Region 7 | 09/18/2023
Sentiment: 1 strongly support, 9 support, 5 neutral/abstain, 0 oppose, 0 strongly oppose
Region 1 | 09/15/2023
Sentiment: 0 strongly support, 2 support, 3 neutral/abstain, 0 oppose, 0 strongly oppose
Gift of Life Michigan | 09/15/2023
We appreciate the Histocompatibility Committee's work to update these equivalency tables, and strongly support their adoption.
Region 6 | 09/15/2023
Sentiment: 3 strongly support, 9 support, 0 neutral/abstain, 0 oppose, 0 strongly oppose
American Society of Transplantation | 09/15/2023
The American Society of Transplantation (AST) supports the proposal, “Update Human Leukocyte Antigen (HLA) Equivalency Tables, 2023.”
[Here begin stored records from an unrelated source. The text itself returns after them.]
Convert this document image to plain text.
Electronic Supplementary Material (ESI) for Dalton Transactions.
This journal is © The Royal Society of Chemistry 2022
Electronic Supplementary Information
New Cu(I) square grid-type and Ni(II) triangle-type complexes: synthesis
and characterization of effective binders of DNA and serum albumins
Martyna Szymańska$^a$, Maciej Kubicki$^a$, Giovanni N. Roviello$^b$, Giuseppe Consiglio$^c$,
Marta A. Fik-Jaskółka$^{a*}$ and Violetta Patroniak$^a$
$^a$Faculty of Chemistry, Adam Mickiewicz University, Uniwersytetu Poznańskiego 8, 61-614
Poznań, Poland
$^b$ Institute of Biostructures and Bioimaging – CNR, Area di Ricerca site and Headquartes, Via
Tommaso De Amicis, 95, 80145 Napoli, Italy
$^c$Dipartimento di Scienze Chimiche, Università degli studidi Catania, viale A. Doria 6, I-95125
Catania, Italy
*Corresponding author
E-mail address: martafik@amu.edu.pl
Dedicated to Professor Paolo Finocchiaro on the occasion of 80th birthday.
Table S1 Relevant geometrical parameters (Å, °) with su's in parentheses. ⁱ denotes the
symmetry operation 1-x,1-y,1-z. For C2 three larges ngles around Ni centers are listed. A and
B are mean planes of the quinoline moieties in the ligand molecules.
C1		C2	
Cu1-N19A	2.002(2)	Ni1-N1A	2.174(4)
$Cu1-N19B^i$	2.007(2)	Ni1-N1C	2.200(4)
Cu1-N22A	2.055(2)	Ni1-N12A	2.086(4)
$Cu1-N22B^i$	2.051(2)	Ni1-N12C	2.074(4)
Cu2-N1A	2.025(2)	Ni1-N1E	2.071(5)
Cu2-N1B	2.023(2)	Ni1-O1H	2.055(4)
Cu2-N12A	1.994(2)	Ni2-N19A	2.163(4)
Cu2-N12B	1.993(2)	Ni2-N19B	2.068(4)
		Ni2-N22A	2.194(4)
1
American Society for Histocompatibility and Immunogenetics | 09/14/2023
The American Society for Histocompatibility (ASHI) and its National Clinical Affairs Committee (NCAC) appreciate the opportunity to provide feedback around the update to the HLA Equivalency tables. ASHI agrees with these updates. Additionally, ASHI and NCAC recommend removing older nomenclature such as B5, B17, DR5, DR6, etc. to reduce confusion when reporting HLA antigens. With the increased use of molecular typing, a complete revamp of these tables would be useful.
Region 5 | 09/13/2023
Sentiment: 6 strongly support, 16 support, 0 neutral/abstain, 0 oppose, 0 strongly oppose
An attendee inquired about the rationale in Table 4-2, whether there was concern this will create confusion; for example, one can select both A*01:01 or A*01:01P—why not just use the P group. A*32:04 is listed as matched equivalent to A3. Yet, this allele bears sequences (eplets 76ESI, 81ALR) not present in A3 but present in other A32 and A25, etc.
Region 11 | 09/12/2023
Sentiment: 5 strongly support, 6 support, 2 neutral/abstain, 0 oppose, 0 strongly oppose
Michael Gautreaux | 09/12/2023
I support this change.
American Nephrology Nurses Association (ANNA) | 09/11/2023
ANNA supports this update and agree that changes should reflect current practices.
Region 2 | 09/01/2023
Sentiment: 8 strongly support, 7 support, 5 neutral/abstain, 0 oppose, 0 strongly oppose
This was not discussed during the meeting, but attendees were able to submit comments with their sentiment. It was noted that this update is needed for high resolution results.
Region 4 | 08/30/2023
Sentiment: 8 strongly support, 11 support, 2 neutral/abstain, 0 oppose, 0 strongly oppose
This was not discussed during the meeting, but attendees were able to submit comments with their sentiment. One attendee commented that this update is a good step forward but was concerned that the high-resolution list is incomplete. They added that some alleles don't exist in the proposed table and are only identified at low resolution or serology. They went on to comment that using the International ImMunoGeneTics (IMGT) for the nomenclature/coding would have been strongly preferred. They were also concerned about the use of P groups as these are only a part of protein and although they predict T cell immunity, they are a poor proxy for antibody reactivity. Another attendee commented that the updates will enhance compatibility opportunities.